Here is my current state:
import Data.Map as Map
data Coord = Coord Int Int deriving (Show, Ord, Eq)
corner :: Coord -> Bool
corner (Coord x y) = (x == 0) && (y == 0)
side :: Coord -> Bool
side (Coord x y) = (x == 0) || (y == 0)
move_right :: Coord -> Coord
move_right (Coord x y) = Coord (x - 1) y
move_down :: Coord -> Coord
move_down (Coord x y) = Coord x (y - 1)
calculation :: Coord -> Integer
calculation coord
| corner coord = 0
| side coord = 1
| otherwise = (calculation (move_right coord)) + (calculation (move_down coord))
problem_15 :: Int -> Integer
problem_15 size =
calculation (Coord size size)
It works fine but it is very slow if the 'n' is getting bigger.
As I know I can use the dynamic programming and the hashtable (Data.Map, for example) to cache calculated values.
I was trying to use memoization, but don't have a success. I was trying to use Data.Map, but each next error was more scary then previous. So I ask your help: how to cache values which was already calculated ?
I know about mathematical solution of this problem (Pascal triangle), but I am interested in the algorithmic solution.

Instead of a Map, this problem is better suited for an two-dimensional array cache, since we have a bounded range for input values.
import Control.Applicative
import Data.Array
data Coord = Coord Int Int deriving (Show, Ord, Eq, Ix)

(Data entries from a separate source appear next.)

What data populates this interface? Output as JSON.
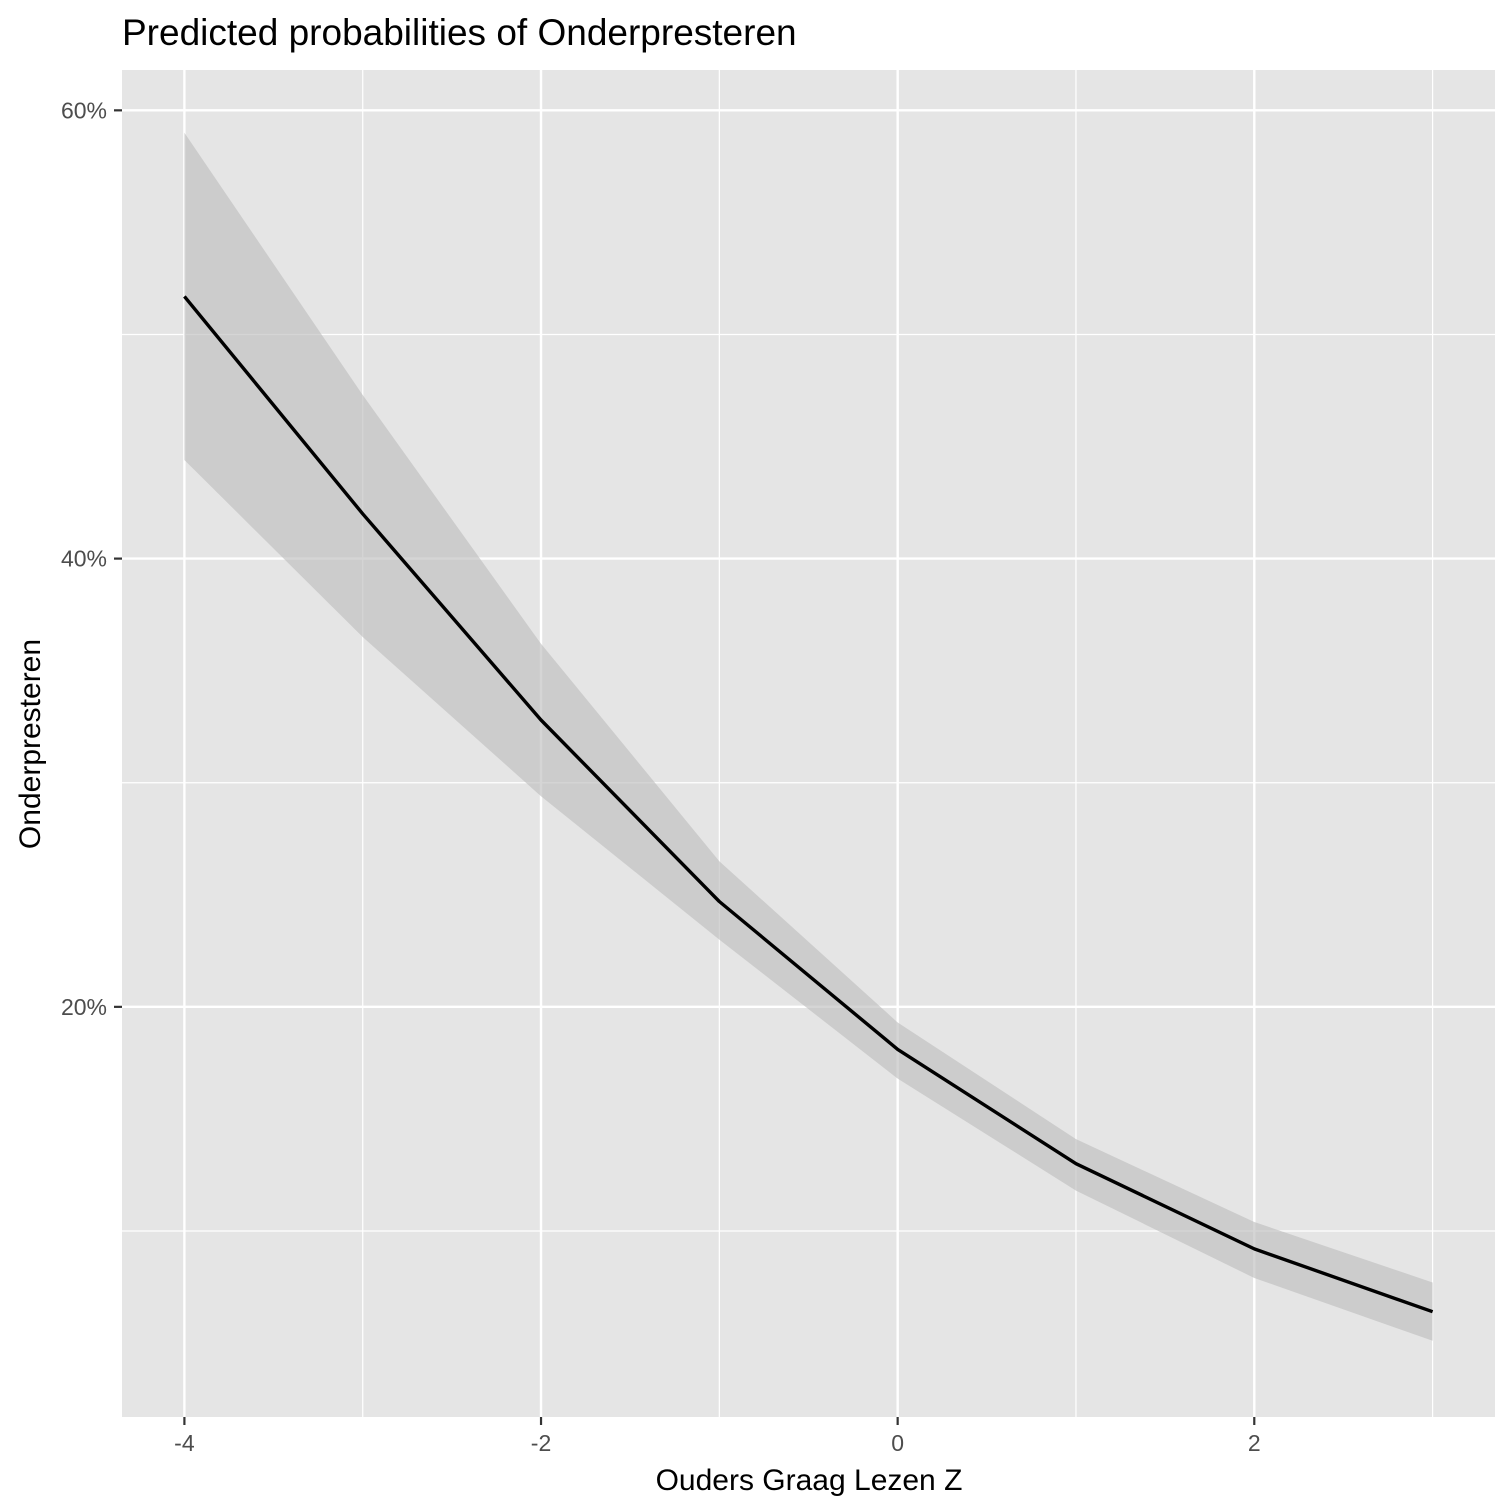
{
  "chart_data": {
    "type": "line",
    "title": "Predicted probabilities of Onderpresteren",
    "xlabel": "Ouders Graag Lezen Z",
    "ylabel": "Onderpresteren",
    "x": [
      -4,
      -3,
      -2,
      -1,
      0,
      1,
      2,
      3
    ],
    "series": [
      {
        "values": [
          0.517,
          0.42,
          0.328,
          0.247,
          0.181,
          0.13,
          0.092,
          0.064
        ],
        "ci_upper": [
          0.59,
          0.473,
          0.362,
          0.265,
          0.193,
          0.141,
          0.104,
          0.077
        ],
        "ci_lower": [
          0.444,
          0.365,
          0.294,
          0.23,
          0.168,
          0.118,
          0.079,
          0.051
        ]
      }
    ],
    "x_ticks": [
      -4,
      -2,
      0,
      2
    ],
    "x_tick_labels": [
      "-4",
      "-2",
      "0",
      "2"
    ],
    "y_ticks": [
      0.2,
      0.4,
      0.6
    ],
    "y_tick_labels": [
      "20%",
      "40%",
      "60%"
    ],
    "xlim": [
      -4.35,
      3.35
    ],
    "ylim": [
      0.017,
      0.618
    ],
    "grid": true,
    "legend": "none",
    "colors": {
      "panel_background": "#e5e5e5",
      "grid_line": "#ffffff",
      "line": "#000000",
      "ribbon": "#bebebe",
      "tick_label": "#4d4d4d"
    }
  }
}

calculation :: Coord -> Integer
calculation coord#(Coord maxX maxY) = cache ! coord where
cache = listArray bounds $ map calculate coords
calculate coord
| corner coord = 0
| side coord = 1
| otherwise = cache ! move_right coord + cache ! move_down coord
zero = Coord 0 0
bounds = (zero, coord)
coords = Coord <$> [0..maxX] <*> [0..maxY]

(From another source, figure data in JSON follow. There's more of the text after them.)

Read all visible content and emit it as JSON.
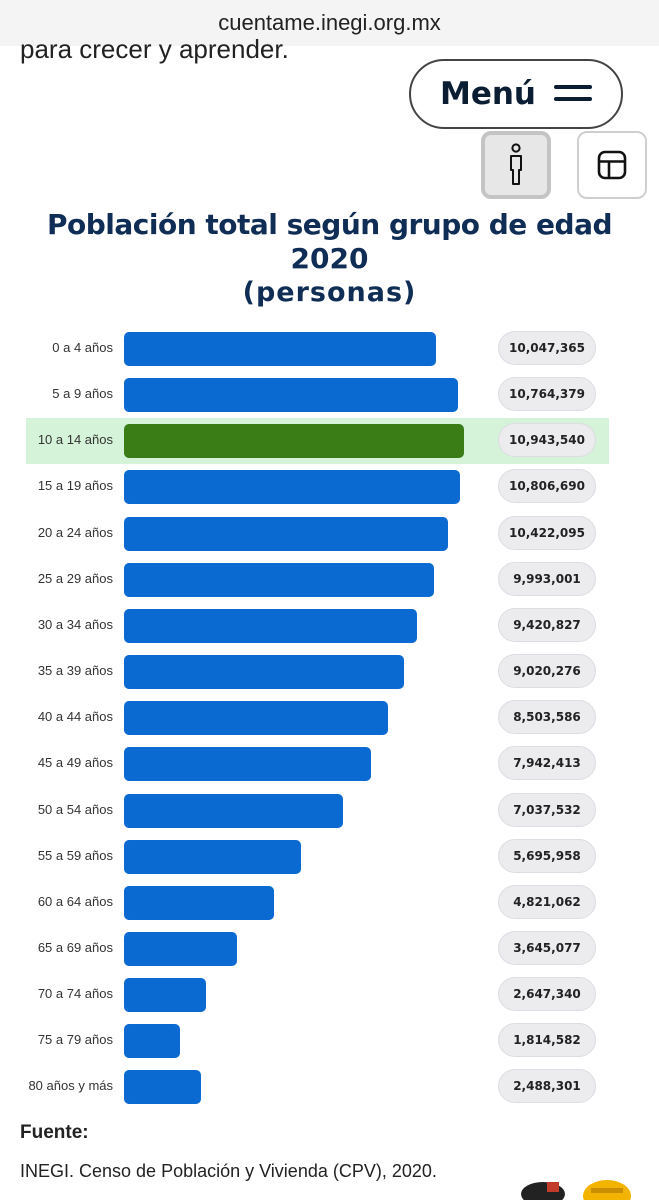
{
  "browser": {
    "url": "cuentame.inegi.org.mx"
  },
  "page": {
    "previous_text": "para crecer y aprender.",
    "menu_label": "Menú",
    "icons": {
      "menu": "hamburger-icon",
      "person": "person-icon",
      "table": "table-icon"
    }
  },
  "chart_data": {
    "type": "bar",
    "orientation": "horizontal",
    "title": "Población total según grupo de edad",
    "title_line2": "2020",
    "title_line3": "(personas)",
    "categories": [
      "0 a 4 años",
      "5 a 9 años",
      "10 a 14 años",
      "15 a 19 años",
      "20 a 24 años",
      "25 a 29 años",
      "30 a 34 años",
      "35 a 39 años",
      "40 a 44 años",
      "45 a 49 años",
      "50 a 54 años",
      "55 a 59 años",
      "60 a 64 años",
      "65 a 69 años",
      "70 a 74 años",
      "75 a 79 años",
      "80 años y más"
    ],
    "values": [
      10047365,
      10764379,
      10943540,
      10806690,
      10422095,
      9993001,
      9420827,
      9020276,
      8503586,
      7942413,
      7037532,
      5695958,
      4821062,
      3645077,
      2647340,
      1814582,
      2488301
    ],
    "value_labels": [
      "10,047,365",
      "10,764,379",
      "10,943,540",
      "10,806,690",
      "10,422,095",
      "9,993,001",
      "9,420,827",
      "9,020,276",
      "8,503,586",
      "7,942,413",
      "7,037,532",
      "5,695,958",
      "4,821,062",
      "3,645,077",
      "2,647,340",
      "1,814,582",
      "2,488,301"
    ],
    "highlighted_category": "10 a 14 años",
    "colors": {
      "bar": "#0a6ad2",
      "highlight_bar": "#3a7d17",
      "highlight_row": "#d5f3d9",
      "title": "#0f2d55"
    },
    "grid": false
  },
  "source": {
    "heading": "Fuente:",
    "text": "INEGI. Censo de Población y Vivienda (CPV), 2020."
  }
}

We add deriving Ix to Coord so we can use it directly as an array index and in calculation, we initialize a two-dimensional array cache with the lower bound of Coord 0 0 and upper bound of coord. Then instead of recursively calling calculation we just refer to the values in the cache.
Now we can calculate even large values relatively quickly.
*Main> problem_15 1000
2048151626989489714335162502980825044396424887981397033820382637671748186202083755828932994182610206201464766319998023692415481798004524792018047549769261578563012896634320647148511523952516512277685886115395462561479073786684641544445336176137700738556738145896300713065104559595144798887462063687185145518285511731662762536637730846829322553890497438594814317550307837964443708100851637248274627914170166198837648408435414308177859470377465651884755146807496946749238030331018187232980096685674585602525499101181135253534658887941966653674904511306110096311906270342502293155911108976733963991149120

Since you already know the correct (efficient) solution, I'm not spoiling anything for you:
You can use an array (very appropriate here, since the domain is a rectangle)
import Data.Array
pathCounts :: Int -> Int -> Array (Int,Int) Integer
pathCounts height width = solution
where
solution =
array ((0,0),(height-1,width-1)) [((i,j), count i j) | i <- [0 .. height-1]
, j <- [0 .. width-1]]
count 0 j = 1 -- at the top, we can only come from the left
count i 0 = 1 -- on the left edge, we can only come from above
count i j = solution ! (i-1,j) + solution ! (i,j-1)
Or you can use the State monad (the previously calculated values are the state, stored in a Map):
import qualified Data.Map as Map
import Control.Monad.State.Strict
type Path = State (Map Coord Integer)
calculation :: Coord -> Path Integer
calculation coord = do
mb_count <- gets (Map.lookup coord)
case mb_count of
Just count -> return count
Nothing
| corner coord -> modify (Map.insert coord 0) >> return 0 -- should be 1, IMO
| side coord -> modify (Map.insert coord 1) >> return 1
| otherwise -> do
above <- calculation (move_down coord)
left <- calculation (move_right coord)
let count = above + left
modify (Map.insert coord count)
return count
and run that with
evalState (calculation target) Map.empty
Or you can use one of the memoisation packages on hackage, off the top of my head I remember data-memocombinators, but there are more, possibly some even better. (And there are still more possible ways of course.)